Thanks to a few websites — and a new law — all of us, not just the ‘accredited’ investors will be able to play venture capitalist in the near future thanks to the JOBS act, recently signed into law.  The crowdfunding portion of this bill will allow companies to solicit investors from a pool of millions without filing all the required paperwork they currently must file to register new investors.

Kickstarter and several similar websites have been around for a while, soliciting ‘donations’ from people to support various ventures, be they technology products, card games, new albums or independent films.  These were not investments – you may have been able to pre-purchase one of the products being pitched, but you didn’t actually become an investor.  Thanks to the JOBS act, instead of just pre-ordering a product, I can own a piece of the company.
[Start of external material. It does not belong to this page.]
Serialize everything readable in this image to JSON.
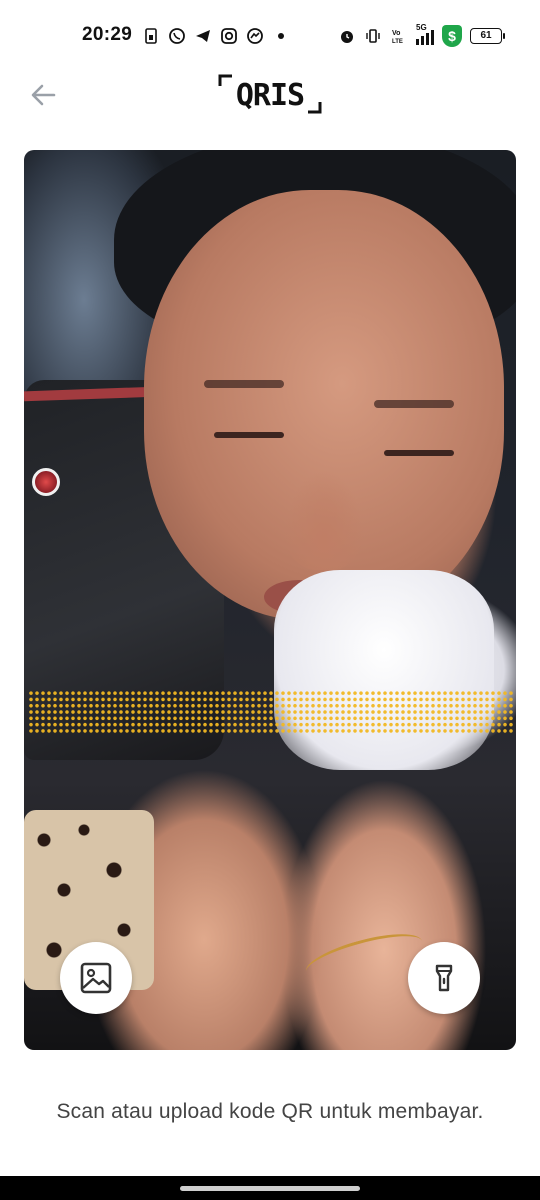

Obviously this will allow businesses to solicit from many more investors, and allow all those no-brainer opportunities to flourish.  Ideas that a bank or traditional investor wouldn’t even bother to read an executive summary on can be promoted around the Internet through Twitter or Facebook.  People with brilliant ideas but wholly unable to make a solid pitch to a VC firm just need to put together a solid website on their idea to solicit funding from the rest of us.

Sound like the greatest thing since sliced bread for small companies in need of funding?  Not so fast. There are some drawbacks that aren’t so obvious.  Traditional business plans that would get funding from large VC firms or banks with SBA loans might not be the best candidates for crowdfunding. These investments are typically more solid, and would qualify for lower interest rates on loans, or better terms from VC firms than they might get from a crowd.
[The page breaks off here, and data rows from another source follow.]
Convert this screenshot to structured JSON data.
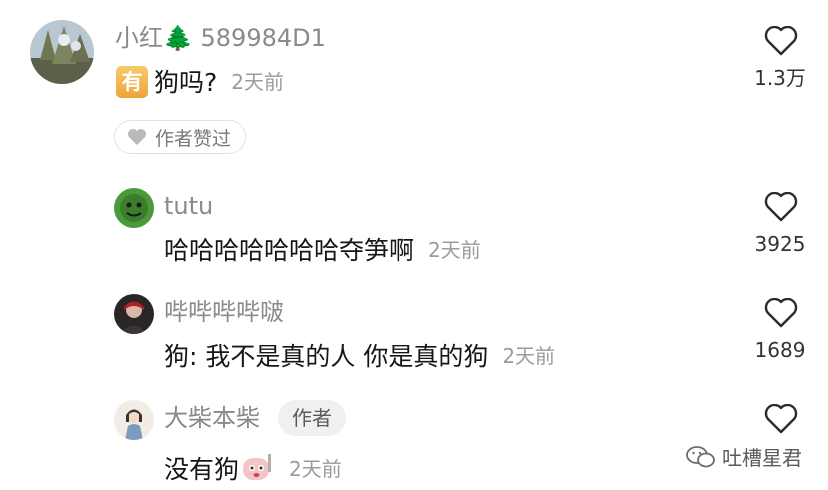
{
  "comments": [
    {
      "username": "小红🌲 589984D1",
      "badge": "有",
      "text": "狗吗?",
      "time": "2天前",
      "likes": "1.3万",
      "author_liked": "作者赞过",
      "avatar_icon": "tree-photo-avatar"
    },
    {
      "username": "tutu",
      "text": "哈哈哈哈哈哈哈夺笋啊",
      "time": "2天前",
      "likes": "3925",
      "avatar_icon": "green-character-avatar"
    },
    {
      "username": "哔哔哔哔啵",
      "text": "狗:  我不是真的人 你是真的狗",
      "time": "2天前",
      "likes": "1689",
      "avatar_icon": "dark-portrait-avatar"
    },
    {
      "username": "大柴本柴",
      "author_tag": "作者",
      "text": "没有狗",
      "time": "2天前",
      "avatar_icon": "girl-illustration-avatar"
    }
  ],
  "watermark": {
    "text": "吐槽星君",
    "icon": "wechat-icon"
  },
  "colors": {
    "username": "#8a8a8a",
    "comment_text": "#161616",
    "time": "#9b9b9b",
    "badge": "#f0b24a"
  }
}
As every business starts to jump on the bandwagon of crowdfunding their latest idea, it could become easy to get crowded out of crowdfunding. Then we’re back to giving only a handful of ideas all the attention, regardless of their actual merit.  Instead of the guy who when to school with the VC firm partners getting all the attention, it’s just whoever happens to know the people running the crowdfunding website, or whoever has the best SEO algorithms.
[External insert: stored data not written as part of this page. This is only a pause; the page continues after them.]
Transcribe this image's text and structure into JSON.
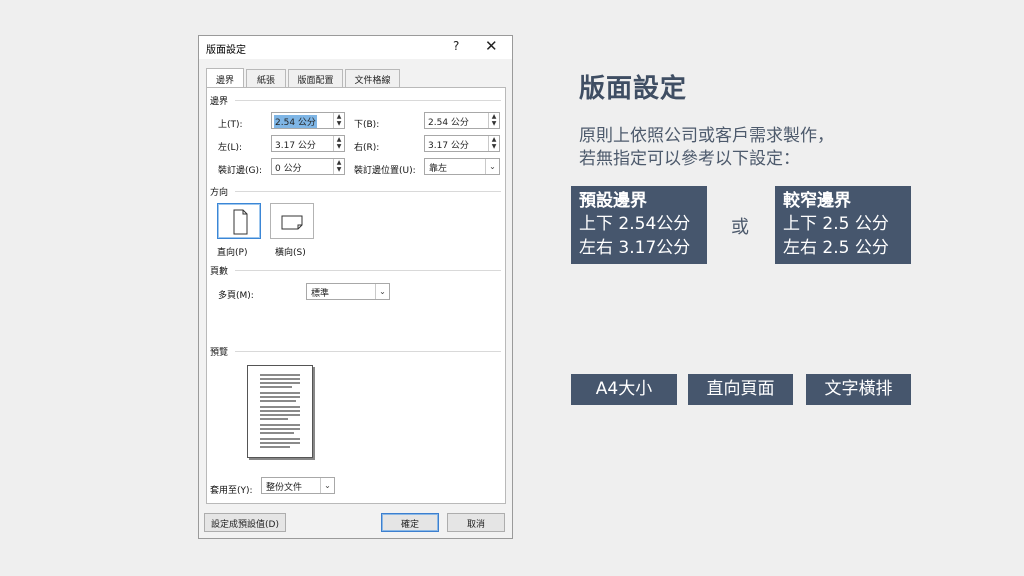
{
  "dialog": {
    "title": "版面設定",
    "help_glyph": "?",
    "close_glyph": "✕",
    "tabs": [
      "邊界",
      "紙張",
      "版面配置",
      "文件格線"
    ],
    "margins_section": "邊界",
    "top_label": "上(T):",
    "top_value": "2.54 公分",
    "bottom_label": "下(B):",
    "bottom_value": "2.54 公分",
    "left_label": "左(L):",
    "left_value": "3.17 公分",
    "right_label": "右(R):",
    "right_value": "3.17 公分",
    "gutter_label": "裝訂邊(G):",
    "gutter_value": "0 公分",
    "gutter_pos_label": "裝訂邊位置(U):",
    "gutter_pos_value": "靠左",
    "orientation_section": "方向",
    "portrait_label": "直向(P)",
    "landscape_label": "橫向(S)",
    "pages_section": "頁數",
    "multiple_pages_label": "多頁(M):",
    "multiple_pages_value": "標準",
    "preview_section": "預覽",
    "apply_to_label": "套用至(Y):",
    "apply_to_value": "整份文件",
    "set_default_button": "設定成預設值(D)",
    "ok_button": "確定",
    "cancel_button": "取消"
  },
  "slide": {
    "title": "版面設定",
    "description_line1": "原則上依照公司或客戶需求製作，",
    "description_line2": "若無指定可以參考以下設定：",
    "default_box": {
      "title": "預設邊界",
      "line1": "上下 2.54公分",
      "line2": "左右 3.17公分"
    },
    "or_text": "或",
    "narrow_box": {
      "title": "較窄邊界",
      "line1": "上下 2.5 公分",
      "line2": "左右 2.5 公分"
    },
    "tags": [
      "A4大小",
      "直向頁面",
      "文字橫排"
    ]
  }
}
The biggest disadvantage in my mind is the complete loss of first-mover advantage.  It’s an important part of the business landscape today.  In a world where news travels incredibly fast, being an also-ran can crush you.  Many of the ideas you see on Kickstarter aren’t going to be easy patents, and protecting your ideas and work via patent isn’t the most effective thing in the world; just ask Apple.  Letting everyone with a couple grand see the next big thing in widgets could allow a better funded company to swoop in, take the idea, and rush it into production with a much bigger marketing campaign, winning the game of perception.  Sure, you may win a couple million in court, and get to keep a couple hundred grand of that after paying attorneys and your own investors, but that’s a far cry from the Zuckerberg-level fortune you could have amassed.

I was personally interested in crowdfunding to find an extra $15,000 to help finish some renovations on a duplex I rent out, but quickly realized that it wasn’t worth giving up equity when I could get a loan. Even crowdfunded loan sites were asking for double the interest rates I could get from a bank.  Crowdfunding isn’t going to be a good choice for traditional business models. Instead, it’s going to be great for abstract products and niche products that would have never been able to darken the door of a VC firm.

Is crowd funding a great idea to increase the availability of funding for small startups that wouldn’t have been able to bootstrap or fund through traditional means?  Absolutely.  Is it a silver bullet that will solve all financing needs without drawbacks and potential pitfalls?  Absolutely not.  Keep your product and financing need in mind when looking for funding, and if you’ve got a great idea – send it to me. According to the new law, I can invest up to $2,000.